By Nhaya Vaidya & Sara Wiatrak
The Howard Center For Investigative Journalism
This is only the branch of a Dogwood tree; An emblem of WHITE SUPREMACY.
A lesson once taught in the Pioneer’s school, That this is a land of WHITE MAN’S RULE.
The Red Man once in an early day, Was told by the Whites to mend his way.
The negro, now, by eternal grace, Must learn to stay in the negro’s place.
In the Sunny South, the Land of the Free, Let the WHITE SUPREME forever be.
Let this a warning to all negroes be, Or they’ll suffer the fate of the DOGWOOD TREE.The Dogwood Tree, Anonymous (1908)
Published by Harkrider Drug Co., Center, Texas.
Unknown Copyright
Note to readers: This story contains graphic and disturbing images.

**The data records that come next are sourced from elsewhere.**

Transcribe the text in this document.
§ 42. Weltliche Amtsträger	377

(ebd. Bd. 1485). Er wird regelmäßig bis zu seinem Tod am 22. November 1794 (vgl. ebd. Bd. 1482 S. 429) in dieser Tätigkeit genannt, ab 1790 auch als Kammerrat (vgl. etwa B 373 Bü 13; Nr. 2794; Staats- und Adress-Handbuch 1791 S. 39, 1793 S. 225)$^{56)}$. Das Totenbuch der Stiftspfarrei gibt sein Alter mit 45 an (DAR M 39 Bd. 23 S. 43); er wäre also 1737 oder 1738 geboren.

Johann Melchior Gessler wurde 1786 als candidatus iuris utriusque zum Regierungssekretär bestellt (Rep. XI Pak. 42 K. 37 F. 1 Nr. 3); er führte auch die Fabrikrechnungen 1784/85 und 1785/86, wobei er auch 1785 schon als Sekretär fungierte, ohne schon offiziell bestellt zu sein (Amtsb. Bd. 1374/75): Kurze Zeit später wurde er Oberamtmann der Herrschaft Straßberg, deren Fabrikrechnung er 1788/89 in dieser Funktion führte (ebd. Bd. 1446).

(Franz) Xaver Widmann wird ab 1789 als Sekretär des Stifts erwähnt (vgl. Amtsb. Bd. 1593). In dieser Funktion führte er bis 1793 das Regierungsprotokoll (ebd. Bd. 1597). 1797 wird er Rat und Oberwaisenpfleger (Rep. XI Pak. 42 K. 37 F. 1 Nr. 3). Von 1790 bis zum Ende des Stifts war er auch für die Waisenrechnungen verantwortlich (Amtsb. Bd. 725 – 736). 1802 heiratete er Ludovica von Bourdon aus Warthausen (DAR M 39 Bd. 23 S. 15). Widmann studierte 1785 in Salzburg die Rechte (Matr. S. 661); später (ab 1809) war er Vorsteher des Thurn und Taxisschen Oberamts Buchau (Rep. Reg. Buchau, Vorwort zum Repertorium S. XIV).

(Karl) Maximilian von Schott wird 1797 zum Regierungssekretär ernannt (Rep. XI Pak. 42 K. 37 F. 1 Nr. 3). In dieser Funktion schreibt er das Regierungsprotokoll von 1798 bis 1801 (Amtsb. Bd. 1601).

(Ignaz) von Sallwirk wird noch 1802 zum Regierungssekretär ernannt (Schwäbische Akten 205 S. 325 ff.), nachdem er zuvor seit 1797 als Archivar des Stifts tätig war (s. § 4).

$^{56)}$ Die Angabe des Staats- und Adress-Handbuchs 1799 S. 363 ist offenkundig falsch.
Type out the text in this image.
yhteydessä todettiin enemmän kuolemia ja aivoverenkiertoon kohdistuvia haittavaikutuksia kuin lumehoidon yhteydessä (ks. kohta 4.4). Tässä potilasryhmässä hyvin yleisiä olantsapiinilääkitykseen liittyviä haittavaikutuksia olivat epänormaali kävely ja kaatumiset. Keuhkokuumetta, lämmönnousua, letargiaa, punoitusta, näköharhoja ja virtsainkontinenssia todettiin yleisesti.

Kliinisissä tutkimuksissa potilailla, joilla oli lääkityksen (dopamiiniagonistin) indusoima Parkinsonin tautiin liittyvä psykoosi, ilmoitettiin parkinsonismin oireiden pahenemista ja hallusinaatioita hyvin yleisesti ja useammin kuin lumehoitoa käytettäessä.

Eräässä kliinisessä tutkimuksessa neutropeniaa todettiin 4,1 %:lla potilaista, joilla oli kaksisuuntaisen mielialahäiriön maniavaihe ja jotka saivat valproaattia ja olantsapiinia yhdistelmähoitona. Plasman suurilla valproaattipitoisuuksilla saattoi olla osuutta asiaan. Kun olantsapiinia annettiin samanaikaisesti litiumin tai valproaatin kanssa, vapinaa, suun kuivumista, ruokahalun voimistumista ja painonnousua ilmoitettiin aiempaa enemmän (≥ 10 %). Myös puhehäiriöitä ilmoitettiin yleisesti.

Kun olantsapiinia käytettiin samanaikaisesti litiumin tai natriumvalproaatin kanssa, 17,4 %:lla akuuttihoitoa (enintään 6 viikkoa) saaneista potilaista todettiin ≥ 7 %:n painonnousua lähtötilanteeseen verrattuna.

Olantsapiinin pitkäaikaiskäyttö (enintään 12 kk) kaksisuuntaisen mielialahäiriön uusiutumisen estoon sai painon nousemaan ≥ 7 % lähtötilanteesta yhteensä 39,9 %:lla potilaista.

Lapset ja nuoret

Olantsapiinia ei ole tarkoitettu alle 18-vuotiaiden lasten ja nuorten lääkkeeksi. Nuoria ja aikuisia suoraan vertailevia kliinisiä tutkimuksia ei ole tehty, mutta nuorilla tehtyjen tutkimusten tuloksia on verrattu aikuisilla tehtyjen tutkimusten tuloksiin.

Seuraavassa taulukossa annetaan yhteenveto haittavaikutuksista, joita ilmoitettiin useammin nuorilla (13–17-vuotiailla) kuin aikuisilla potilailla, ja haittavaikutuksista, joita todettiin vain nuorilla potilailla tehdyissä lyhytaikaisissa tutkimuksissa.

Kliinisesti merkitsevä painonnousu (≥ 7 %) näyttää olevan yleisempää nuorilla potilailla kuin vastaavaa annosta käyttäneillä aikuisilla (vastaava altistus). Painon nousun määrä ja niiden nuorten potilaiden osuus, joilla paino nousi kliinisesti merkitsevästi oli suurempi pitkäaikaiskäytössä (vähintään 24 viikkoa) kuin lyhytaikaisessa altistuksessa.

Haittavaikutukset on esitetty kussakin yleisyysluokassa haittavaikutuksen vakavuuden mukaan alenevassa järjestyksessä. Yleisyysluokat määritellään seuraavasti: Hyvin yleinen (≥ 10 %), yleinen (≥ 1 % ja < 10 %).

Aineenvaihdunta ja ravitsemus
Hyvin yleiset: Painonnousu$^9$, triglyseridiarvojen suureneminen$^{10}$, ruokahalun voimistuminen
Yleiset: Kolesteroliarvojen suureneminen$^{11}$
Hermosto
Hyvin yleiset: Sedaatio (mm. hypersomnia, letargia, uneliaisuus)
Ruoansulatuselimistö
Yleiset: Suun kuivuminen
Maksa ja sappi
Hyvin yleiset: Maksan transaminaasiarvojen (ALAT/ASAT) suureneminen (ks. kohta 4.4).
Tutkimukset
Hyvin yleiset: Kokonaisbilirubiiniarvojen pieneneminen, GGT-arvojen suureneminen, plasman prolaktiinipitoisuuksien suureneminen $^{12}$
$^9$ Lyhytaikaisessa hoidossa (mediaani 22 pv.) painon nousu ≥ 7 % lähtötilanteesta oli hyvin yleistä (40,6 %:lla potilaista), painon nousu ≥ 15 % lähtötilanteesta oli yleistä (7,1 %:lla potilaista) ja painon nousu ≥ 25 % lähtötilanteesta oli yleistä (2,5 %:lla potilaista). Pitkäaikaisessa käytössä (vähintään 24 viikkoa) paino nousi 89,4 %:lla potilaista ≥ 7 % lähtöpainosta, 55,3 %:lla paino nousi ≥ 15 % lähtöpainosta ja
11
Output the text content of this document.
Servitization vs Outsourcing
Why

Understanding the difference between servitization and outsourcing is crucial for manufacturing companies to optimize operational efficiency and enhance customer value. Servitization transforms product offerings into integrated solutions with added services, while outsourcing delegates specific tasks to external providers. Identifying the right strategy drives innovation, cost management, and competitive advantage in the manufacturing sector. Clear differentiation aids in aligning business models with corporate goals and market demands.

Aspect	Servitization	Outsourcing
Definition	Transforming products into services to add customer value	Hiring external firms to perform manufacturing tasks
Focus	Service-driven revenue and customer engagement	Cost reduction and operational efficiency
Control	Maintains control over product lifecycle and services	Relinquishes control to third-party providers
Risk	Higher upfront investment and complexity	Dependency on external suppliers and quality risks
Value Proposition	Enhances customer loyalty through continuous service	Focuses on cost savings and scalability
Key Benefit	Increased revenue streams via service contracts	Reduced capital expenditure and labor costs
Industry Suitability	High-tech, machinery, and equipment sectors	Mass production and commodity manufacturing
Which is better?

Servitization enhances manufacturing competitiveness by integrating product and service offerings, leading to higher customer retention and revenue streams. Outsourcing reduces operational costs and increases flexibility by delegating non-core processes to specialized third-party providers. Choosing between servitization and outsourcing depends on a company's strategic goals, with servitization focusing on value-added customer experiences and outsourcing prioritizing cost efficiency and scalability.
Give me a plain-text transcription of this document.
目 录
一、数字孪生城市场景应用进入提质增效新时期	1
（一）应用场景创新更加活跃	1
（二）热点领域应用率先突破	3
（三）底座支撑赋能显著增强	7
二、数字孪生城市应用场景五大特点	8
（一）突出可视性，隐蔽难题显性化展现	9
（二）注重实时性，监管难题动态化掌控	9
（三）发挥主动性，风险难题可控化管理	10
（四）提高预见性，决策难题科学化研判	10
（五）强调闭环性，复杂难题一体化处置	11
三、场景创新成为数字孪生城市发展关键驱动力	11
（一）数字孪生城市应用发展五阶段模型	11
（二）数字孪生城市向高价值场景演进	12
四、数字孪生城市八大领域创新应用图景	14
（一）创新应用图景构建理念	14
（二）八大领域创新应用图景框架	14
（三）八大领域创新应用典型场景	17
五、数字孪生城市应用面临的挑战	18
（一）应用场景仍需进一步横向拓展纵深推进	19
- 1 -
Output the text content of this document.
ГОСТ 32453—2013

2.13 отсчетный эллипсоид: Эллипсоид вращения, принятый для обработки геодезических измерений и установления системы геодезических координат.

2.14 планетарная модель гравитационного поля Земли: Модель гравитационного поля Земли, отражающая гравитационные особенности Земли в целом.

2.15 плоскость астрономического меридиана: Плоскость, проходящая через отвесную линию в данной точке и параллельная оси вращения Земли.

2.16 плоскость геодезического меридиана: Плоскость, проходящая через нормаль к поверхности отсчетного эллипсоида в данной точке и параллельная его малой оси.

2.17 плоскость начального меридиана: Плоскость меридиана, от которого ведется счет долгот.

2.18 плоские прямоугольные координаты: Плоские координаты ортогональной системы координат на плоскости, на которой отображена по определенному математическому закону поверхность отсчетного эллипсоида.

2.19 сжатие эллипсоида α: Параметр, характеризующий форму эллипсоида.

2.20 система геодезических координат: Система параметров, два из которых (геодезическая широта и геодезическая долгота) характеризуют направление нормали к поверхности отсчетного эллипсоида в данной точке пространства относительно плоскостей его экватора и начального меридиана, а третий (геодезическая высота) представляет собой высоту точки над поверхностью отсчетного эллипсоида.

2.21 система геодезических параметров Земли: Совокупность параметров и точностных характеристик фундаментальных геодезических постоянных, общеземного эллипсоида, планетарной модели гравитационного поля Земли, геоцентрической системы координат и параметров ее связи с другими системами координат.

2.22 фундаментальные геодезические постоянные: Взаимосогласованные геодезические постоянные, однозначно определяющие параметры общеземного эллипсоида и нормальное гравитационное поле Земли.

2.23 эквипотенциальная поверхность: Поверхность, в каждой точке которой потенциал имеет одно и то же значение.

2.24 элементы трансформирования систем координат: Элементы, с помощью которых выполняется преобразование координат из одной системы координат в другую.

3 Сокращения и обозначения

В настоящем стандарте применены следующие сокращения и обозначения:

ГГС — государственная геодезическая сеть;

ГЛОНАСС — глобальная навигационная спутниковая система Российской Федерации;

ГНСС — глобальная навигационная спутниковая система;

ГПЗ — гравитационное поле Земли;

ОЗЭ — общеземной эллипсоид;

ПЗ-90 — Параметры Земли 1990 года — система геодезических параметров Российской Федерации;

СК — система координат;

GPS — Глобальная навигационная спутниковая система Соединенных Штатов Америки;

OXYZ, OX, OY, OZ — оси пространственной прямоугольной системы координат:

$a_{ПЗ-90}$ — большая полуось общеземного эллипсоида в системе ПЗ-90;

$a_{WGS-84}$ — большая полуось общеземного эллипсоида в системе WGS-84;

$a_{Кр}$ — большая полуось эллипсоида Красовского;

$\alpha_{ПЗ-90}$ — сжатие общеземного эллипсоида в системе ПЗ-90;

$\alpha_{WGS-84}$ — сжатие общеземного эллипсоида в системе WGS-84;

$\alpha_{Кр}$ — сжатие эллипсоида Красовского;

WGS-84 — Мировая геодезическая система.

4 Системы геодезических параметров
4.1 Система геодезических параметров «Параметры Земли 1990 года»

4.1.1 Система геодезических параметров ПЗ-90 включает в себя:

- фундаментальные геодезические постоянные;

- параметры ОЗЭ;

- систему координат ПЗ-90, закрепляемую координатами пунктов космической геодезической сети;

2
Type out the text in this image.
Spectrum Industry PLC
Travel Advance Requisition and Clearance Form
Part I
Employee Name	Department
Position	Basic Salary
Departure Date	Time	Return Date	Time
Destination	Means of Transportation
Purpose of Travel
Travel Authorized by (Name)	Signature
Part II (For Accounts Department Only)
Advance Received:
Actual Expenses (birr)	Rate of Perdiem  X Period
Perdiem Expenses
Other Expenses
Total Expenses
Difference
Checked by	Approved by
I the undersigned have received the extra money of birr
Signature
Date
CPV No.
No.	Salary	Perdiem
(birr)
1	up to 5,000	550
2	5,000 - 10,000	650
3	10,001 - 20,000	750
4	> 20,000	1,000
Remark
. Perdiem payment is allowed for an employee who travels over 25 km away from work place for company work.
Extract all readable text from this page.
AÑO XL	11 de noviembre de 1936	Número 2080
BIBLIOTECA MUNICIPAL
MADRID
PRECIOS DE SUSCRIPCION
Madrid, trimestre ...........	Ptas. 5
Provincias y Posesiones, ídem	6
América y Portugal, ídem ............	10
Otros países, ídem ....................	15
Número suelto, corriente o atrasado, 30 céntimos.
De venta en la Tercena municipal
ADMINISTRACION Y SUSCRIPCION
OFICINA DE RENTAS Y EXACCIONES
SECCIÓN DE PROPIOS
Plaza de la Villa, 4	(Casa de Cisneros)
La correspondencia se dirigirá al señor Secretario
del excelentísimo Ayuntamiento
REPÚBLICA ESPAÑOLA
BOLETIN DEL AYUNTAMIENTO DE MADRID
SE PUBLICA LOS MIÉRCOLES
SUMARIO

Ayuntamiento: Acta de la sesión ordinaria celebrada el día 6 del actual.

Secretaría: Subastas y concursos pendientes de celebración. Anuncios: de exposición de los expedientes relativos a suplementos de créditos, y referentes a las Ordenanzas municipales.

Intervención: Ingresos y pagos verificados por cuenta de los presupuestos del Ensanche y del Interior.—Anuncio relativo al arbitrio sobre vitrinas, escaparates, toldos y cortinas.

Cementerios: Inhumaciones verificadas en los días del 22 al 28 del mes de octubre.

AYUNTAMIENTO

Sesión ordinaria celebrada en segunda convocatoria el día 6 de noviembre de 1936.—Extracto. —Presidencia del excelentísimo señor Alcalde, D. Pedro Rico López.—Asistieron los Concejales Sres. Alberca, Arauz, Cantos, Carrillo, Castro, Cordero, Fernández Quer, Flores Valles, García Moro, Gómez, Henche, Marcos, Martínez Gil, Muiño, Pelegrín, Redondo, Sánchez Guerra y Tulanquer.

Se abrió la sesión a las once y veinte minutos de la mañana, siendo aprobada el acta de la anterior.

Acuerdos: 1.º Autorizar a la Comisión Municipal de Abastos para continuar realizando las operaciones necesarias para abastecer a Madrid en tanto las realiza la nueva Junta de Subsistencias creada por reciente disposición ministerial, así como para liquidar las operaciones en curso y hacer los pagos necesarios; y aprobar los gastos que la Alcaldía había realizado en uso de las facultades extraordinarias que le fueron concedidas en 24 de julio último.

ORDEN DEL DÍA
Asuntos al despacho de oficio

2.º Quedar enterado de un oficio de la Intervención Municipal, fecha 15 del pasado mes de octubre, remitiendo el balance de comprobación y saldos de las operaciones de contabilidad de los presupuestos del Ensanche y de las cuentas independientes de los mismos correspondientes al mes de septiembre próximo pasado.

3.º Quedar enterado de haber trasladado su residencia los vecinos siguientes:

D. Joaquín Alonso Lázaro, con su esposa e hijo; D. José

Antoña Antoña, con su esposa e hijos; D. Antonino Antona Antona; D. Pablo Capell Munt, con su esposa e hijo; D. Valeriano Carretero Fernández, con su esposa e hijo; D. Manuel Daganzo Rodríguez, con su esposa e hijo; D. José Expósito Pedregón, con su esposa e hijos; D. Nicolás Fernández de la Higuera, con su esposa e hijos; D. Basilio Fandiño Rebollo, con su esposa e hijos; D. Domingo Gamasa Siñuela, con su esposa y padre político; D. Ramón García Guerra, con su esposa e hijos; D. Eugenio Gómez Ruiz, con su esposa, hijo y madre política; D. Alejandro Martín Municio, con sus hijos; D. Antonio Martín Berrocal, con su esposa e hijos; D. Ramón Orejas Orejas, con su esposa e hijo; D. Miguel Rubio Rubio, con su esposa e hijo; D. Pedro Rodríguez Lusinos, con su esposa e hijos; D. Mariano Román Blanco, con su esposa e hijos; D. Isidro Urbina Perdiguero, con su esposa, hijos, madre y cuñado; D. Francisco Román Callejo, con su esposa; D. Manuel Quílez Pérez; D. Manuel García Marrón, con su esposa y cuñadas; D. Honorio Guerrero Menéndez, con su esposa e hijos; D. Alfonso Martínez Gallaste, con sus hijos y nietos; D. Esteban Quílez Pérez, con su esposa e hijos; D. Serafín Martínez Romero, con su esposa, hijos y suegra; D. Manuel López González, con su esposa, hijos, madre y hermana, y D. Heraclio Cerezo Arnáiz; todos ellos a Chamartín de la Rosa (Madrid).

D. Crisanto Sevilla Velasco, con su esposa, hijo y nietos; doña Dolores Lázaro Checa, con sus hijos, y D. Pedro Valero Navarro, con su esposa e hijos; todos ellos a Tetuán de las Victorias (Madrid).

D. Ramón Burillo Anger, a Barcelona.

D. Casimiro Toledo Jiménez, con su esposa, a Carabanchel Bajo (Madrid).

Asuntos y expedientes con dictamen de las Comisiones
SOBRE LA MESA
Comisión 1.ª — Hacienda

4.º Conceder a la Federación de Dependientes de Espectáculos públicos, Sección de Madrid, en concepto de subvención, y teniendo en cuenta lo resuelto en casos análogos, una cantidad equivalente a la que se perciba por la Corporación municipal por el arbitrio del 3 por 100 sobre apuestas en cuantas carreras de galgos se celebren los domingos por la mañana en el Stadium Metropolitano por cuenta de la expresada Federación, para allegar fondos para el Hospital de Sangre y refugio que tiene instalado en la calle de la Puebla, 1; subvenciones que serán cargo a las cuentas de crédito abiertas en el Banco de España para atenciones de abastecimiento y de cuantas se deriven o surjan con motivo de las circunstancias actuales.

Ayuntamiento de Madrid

During the late 19th and early 20th century, thousands of photographs and postcards of Black Americans killed by white mobs in racist terror lynchings were collected, traded and sent through the U.S. postal service.
The postcards and photographs, depicting gruesome images of the bodies of Black men, women and children who had been tied to trees, mutilated, tortured, shot and burned alive by white mobs, were often distributed as souvenirs and saved as mementos in family albums and stored away in attics for safekeeping.
The lynching photographs often captured the bodies of the murdered Black Americans and the hundreds of white people — including children — who gathered to witness the public spectacle of lynchings. According to historians, in more than half of these photos and postcards, white people were shown smiling and celebrating the spectacles.